Since the 1960s, there have been those who have argued that the private education must be banned by the Government to make a fairer society. Most recently, the playwright Alan Bennett said: "I do believe that if private education was abolished, and we only had one system of education, the whole atmosphere of this country would alter.... A lot of the class divisions and silly stuff about old Etonians in the cabinet, all that would go. I just feel that we would be much more a nation."

However, there is no mainstream political will to abolish the private schools, and this is unlikely to change as the Labour party has based its recent election campaigns around centrist policies and the abandonment of class-division rhetoric. Certainly, the Labour governments between 1997 and 2010 did nothing to discourage the private sector, and instead focused on improving access for state pupils into higher education.

From my standpoint, it would seem economic suicide for any country to close its best schools to promote social cohesion. Education is a social good in its own right, and it would seem overly oppressive to prevent parents from choosing how to raise their own children. The state has a very poor record of making the best decisions for children in its care, and it is inevitable that efforts to prevent good parenting would fail without the state surveillance apparatus of Soviet East Germany.
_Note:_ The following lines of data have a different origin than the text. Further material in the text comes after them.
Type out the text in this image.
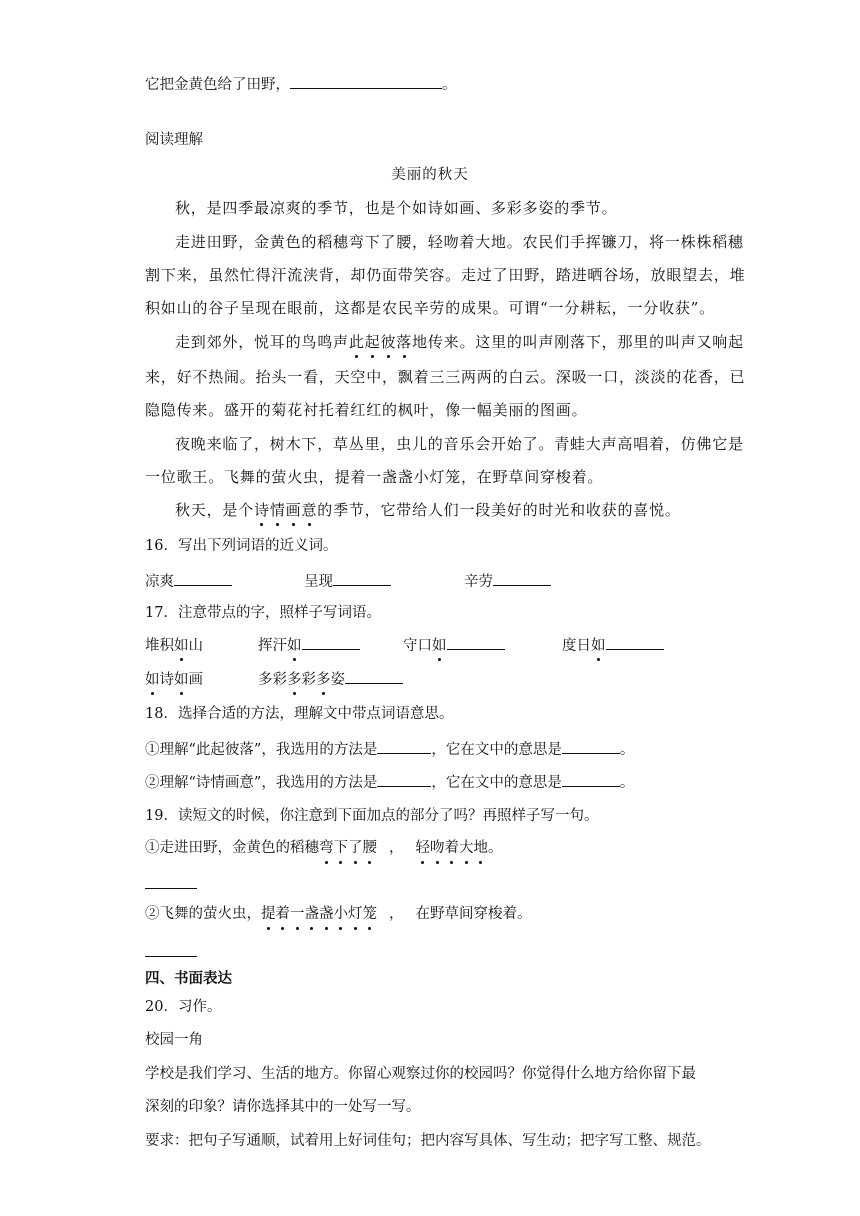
它把金黄色给了田野，	。
阅读理解
美丽的秋天
秋，是四季最凉爽的季节，也是个如诗如画、多彩多姿的季节。
走进田野，金黄色的稻穗弯下了腰，轻吻着大地。农民们手挥镰刀，将一株株稻穗
割下来，虽然忙得汗流浃背，却仍面带笑容。走过了田野，踏进晒谷场，放眼望去，堆
积如山的谷子呈现在眼前，这都是农民辛劳的成果。可谓“一分耕耘，一分收获”。
走到郊外，悦耳的鸟鸣声此起彼落地传来。这里的叫声刚落下，那里的叫声又响起
来，好不热闹。抬头一看，天空中，飘着三三两两的白云。深吸一口，淡淡的花香，已
隐隐传来。盛开的菊花衬托着红红的枫叶，像一幅美丽的图画。
夜晚来临了，树木下，草丛里，虫儿的音乐会开始了。青蛙大声高唱着，仿佛它是
一位歌王。飞舞的萤火虫，提着一盏盏小灯笼，在野草间穿梭着。
秋天，是个诗情画意的季节，它带给人们一段美好的时光和收获的喜悦。
16．写出下列词语的近义词。
凉爽	呈现	辛劳
17．注意带点的字，照样子写词语。
堆积如山	挥汗如	守口如	度日如
如诗如画	多彩多彩多姿
18．选择合适的方法，理解文中带点词语意思。
①理解“此起彼落”，我选用的方法是	，它在文中的意思是	。
②理解“诗情画意”，我选用的方法是	，它在文中的意思是	。
19．读短文的时候，你注意到下面加点的部分了吗？再照样子写一句。
①走进田野，金黄色的稻穗弯下了腰 ， 轻吻着大地。
②飞舞的萤火虫，提着一盏盏小灯笼 ， 在野草间穿梭着。
四、书面表达
20．习作。
校园一角
学校是我们学习、生活的地方。你留心观察过你的校园吗？你觉得什么地方给你留下最
深刻的印象？请你选择其中的一处写一写。
要求：把句子写通顺，试着用上好词佳句；把内容写具体、写生动；把字写工整、规范。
Perhaps, we should compare the private and state schools and try to understand why one is more successful than the other. In this blog, I aim to do just that. There are many parents who can't afford a private education for their children, but who still want their children to reach the pinnacle of success. It is my view that through discipline, routine, parental focus, and supplementary tuition, state pupils can level the playing field with their privileged contemporaries.